Doubtful, because they'd still be the victim of absolutely dismal narrative with zero characterisation. It'd be an aesthetic change only, which wouldn't fix anything.
You can have meaningful and interesting characterisation with younger characters; sometimes the development can be more believable that way, even if it isn't personally relatable. Nor does older have to mean darker and therefore automatically better...in fact darker often means worse, because it lacks any kind of subtlety and often relies on cynicism and shock value to sell its pointless suffering and angsty drama. Some of the best RPG stories out there have been coming-of-age stories, or stories of personal self discovery, that have worked precisely because the characters have been younger.
But there is this tendency to think that "more mature" automatically means "darker" when it is in fact the opposite - or it should be anyway - and this is a VERY common theme in RPGs...whenever you see an older character as a protagonist, there is going to be a lot of brooding, crisis of existential nihilism, badly written romance, and general misery that has no real justification or point to it. It makes for an interesting counterpoint when said character is a companion, but it's extremely tiresome when said character is the central protagonist.
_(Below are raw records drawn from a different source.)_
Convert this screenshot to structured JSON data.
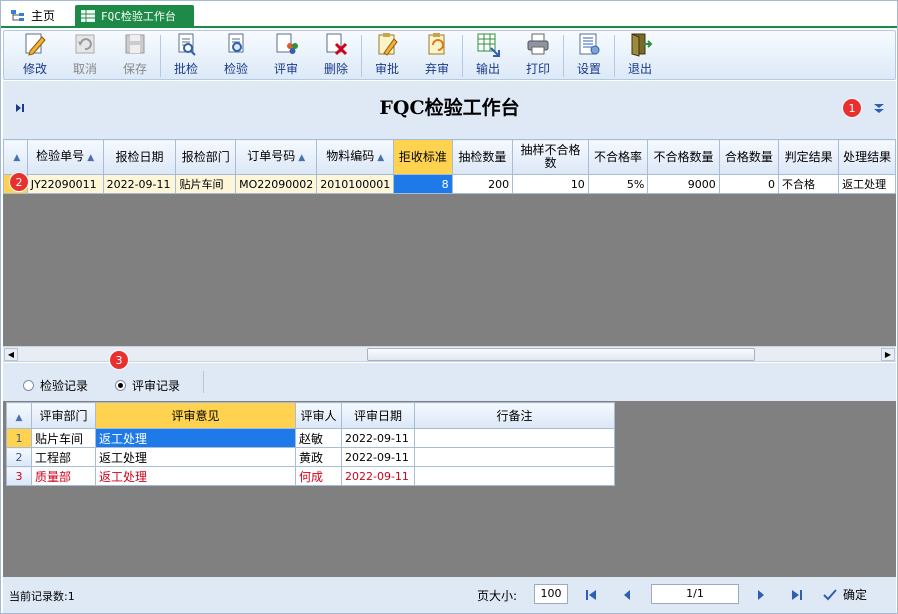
{
  "tabs": [
    {
      "label": "主页"
    },
    {
      "label": "FQC检验工作台"
    }
  ],
  "toolbar": {
    "buttons": [
      {
        "label": "修改",
        "icon": "edit-icon",
        "enabled": true
      },
      {
        "label": "取消",
        "icon": "undo-icon",
        "enabled": false
      },
      {
        "label": "保存",
        "icon": "save-icon",
        "enabled": false
      },
      {
        "label": "批检",
        "icon": "batch-inspect-icon",
        "enabled": true
      },
      {
        "label": "检验",
        "icon": "inspect-icon",
        "enabled": true
      },
      {
        "label": "评审",
        "icon": "review-icon",
        "enabled": true
      },
      {
        "label": "删除",
        "icon": "delete-icon",
        "enabled": true
      },
      {
        "label": "审批",
        "icon": "approve-icon",
        "enabled": true
      },
      {
        "label": "弃审",
        "icon": "unapprove-icon",
        "enabled": true
      },
      {
        "label": "输出",
        "icon": "export-icon",
        "enabled": true
      },
      {
        "label": "打印",
        "icon": "print-icon",
        "enabled": true
      },
      {
        "label": "设置",
        "icon": "settings-icon",
        "enabled": true
      },
      {
        "label": "退出",
        "icon": "exit-icon",
        "enabled": true
      }
    ]
  },
  "page": {
    "title": "FQC检验工作台",
    "badge1": "1",
    "badge2": "2",
    "badge3": "3"
  },
  "main_grid": {
    "columns": [
      "检验单号",
      "报检日期",
      "报检部门",
      "订单号码",
      "物料编码",
      "拒收标准",
      "抽检数量",
      "抽样不合格数",
      "不合格率",
      "不合格数量",
      "合格数量",
      "判定结果",
      "处理结果"
    ],
    "rows": [
      [
        "JY22090011",
        "2022-09-11",
        "贴片车间",
        "MO22090002",
        "2010100001",
        "8",
        "200",
        "10",
        "5%",
        "9000",
        "0",
        "不合格",
        "返工处理"
      ]
    ]
  },
  "radio": {
    "option1": "检验记录",
    "option2": "评审记录",
    "selected": "评审记录"
  },
  "sub_grid": {
    "columns": [
      "评审部门",
      "评审意见",
      "评审人",
      "评审日期",
      "行备注"
    ],
    "rows": [
      {
        "no": "1",
        "dept": "贴片车间",
        "opinion": "返工处理",
        "reviewer": "赵敏",
        "date": "2022-09-11",
        "note": ""
      },
      {
        "no": "2",
        "dept": "工程部",
        "opinion": "返工处理",
        "reviewer": "黄政",
        "date": "2022-09-11",
        "note": ""
      },
      {
        "no": "3",
        "dept": "质量部",
        "opinion": "返工处理",
        "reviewer": "何成",
        "date": "2022-09-11",
        "note": ""
      }
    ]
  },
  "status": {
    "record_count": "当前记录数:1",
    "page_size_label": "页大小:",
    "page_size": "100",
    "page_indicator": "1/1",
    "confirm_label": "确定"
  },
  "colors": {
    "tab_active": "#1e8a47",
    "header_highlight": "#ffd34f",
    "selection": "#1e7ae8",
    "badge": "#e8312f",
    "alert_text": "#d0021b"
  }
}
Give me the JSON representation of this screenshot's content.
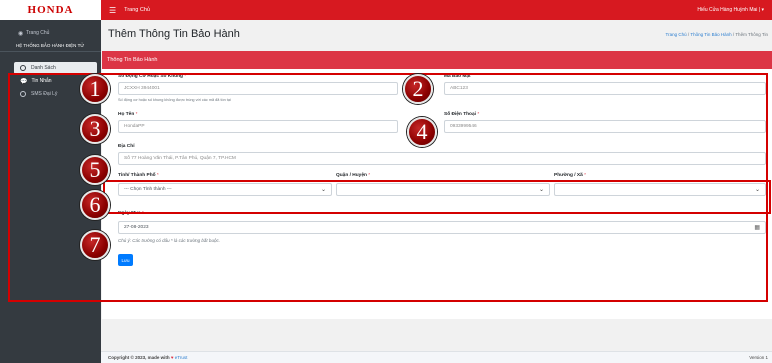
{
  "header": {
    "logo": "HONDA",
    "menu_icon": "hamburger-icon",
    "home_label": "Trang Chủ",
    "user_label": "Hiếu Cửa Hàng Huỳnh Mai | ▾"
  },
  "sidebar": {
    "home_label": "Trang Chủ",
    "group_label": "HỆ THỐNG BẢO HÀNH ĐIỆN TỬ",
    "items": [
      {
        "label": "Danh Sách",
        "active": true
      },
      {
        "label": "Tin Nhắn",
        "active": false
      },
      {
        "label": "SMS Đại Lý",
        "active": false
      }
    ]
  },
  "page": {
    "title": "Thêm Thông Tin Bảo Hành",
    "breadcrumb": [
      "Trang Chủ",
      "Thông Tin Bảo Hành",
      "Thêm Thông Tin"
    ],
    "breadcrumb_sep": "/"
  },
  "form": {
    "header": "Thông Tin Bảo Hành",
    "engine_label": "Số Động Cơ Hoặc Số Khung",
    "engine_placeholder": "JCXXH 3944001",
    "engine_help": "Số động cơ hoặc số khung không được trùng với các mã đã tồn tại",
    "secret_label": "Mã Bảo Mật",
    "secret_placeholder": "ABC123",
    "name_label": "Họ Tên",
    "name_placeholder": "HondaPP",
    "phone_label": "Số Điện Thoại",
    "phone_placeholder": "0933999546",
    "address_label": "Địa Chỉ",
    "address_placeholder": "Số 77 Hoàng Văn Thái, P.Tân Phú, Quận 7, TP.HCM",
    "province_label": "Tỉnh/ Thành Phố",
    "province_value": "--- Chọn Tỉnh thành ---",
    "district_label": "Quận / Huyện",
    "district_value": "",
    "ward_label": "Phường / Xã",
    "ward_value": "",
    "date_label": "Ngày Mua",
    "date_value": "27-08-2023",
    "required_mark": "*",
    "note": "Chú ý: Các trường có dấu * là các trường bắt buộc.",
    "save_label": "Lưu"
  },
  "footer": {
    "copyright": "Copyright © 2023, made with",
    "heart": "♥",
    "brand": "eTrust",
    "version": "Version 1"
  },
  "annotations": [
    "1",
    "2",
    "3",
    "4",
    "5",
    "6",
    "7"
  ],
  "colors": {
    "brand_red": "#d71920",
    "card_header_red": "#dc3545",
    "sidebar_bg": "#343a40",
    "primary_blue": "#007bff",
    "annotation_red": "#d40000"
  }
}
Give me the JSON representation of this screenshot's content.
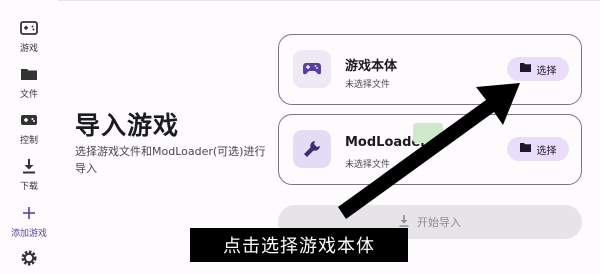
{
  "sidebar": {
    "items": [
      {
        "label": "游戏",
        "icon": "gamepad-icon"
      },
      {
        "label": "文件",
        "icon": "folder-icon"
      },
      {
        "label": "控制",
        "icon": "controller-icon"
      },
      {
        "label": "下载",
        "icon": "download-icon"
      },
      {
        "label": "添加游戏",
        "icon": "plus-icon"
      }
    ],
    "settings_icon": "gear-icon"
  },
  "main": {
    "heading": "导入游戏",
    "description": "选择游戏文件和ModLoader(可选)进行导入"
  },
  "cards": [
    {
      "title": "游戏本体",
      "subtitle": "未选择文件",
      "icon": "gamepad-icon",
      "button_label": "选择"
    },
    {
      "title": "ModLoader",
      "subtitle": "未选择文件",
      "icon": "wrench-icon",
      "button_label": "选择"
    }
  ],
  "start_button": {
    "label": "开始导入",
    "icon": "download-icon"
  },
  "overlay": {
    "caption": "点击选择游戏本体",
    "icon": "arrow-icon"
  },
  "colors": {
    "accent": "#5a3fa3",
    "button_bg": "#e8defb",
    "card_border": "#7a757f",
    "tag_green": "#cfeacb",
    "disabled_bg": "#e6e4e9"
  }
}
...actually, the more I think about it, the more convinced I am that having an older protagonist is a bad idea. It'd either change nothing, or they'd be an angsty edgelord straight out of the mid-2000s, because Game Freak doesn't have any competent writers. I'd rather they fix the core issue of bad writing, rather than just slap a new coat of paint on it in the form of an older protagonist in a poor attempt to hide it. No thank you.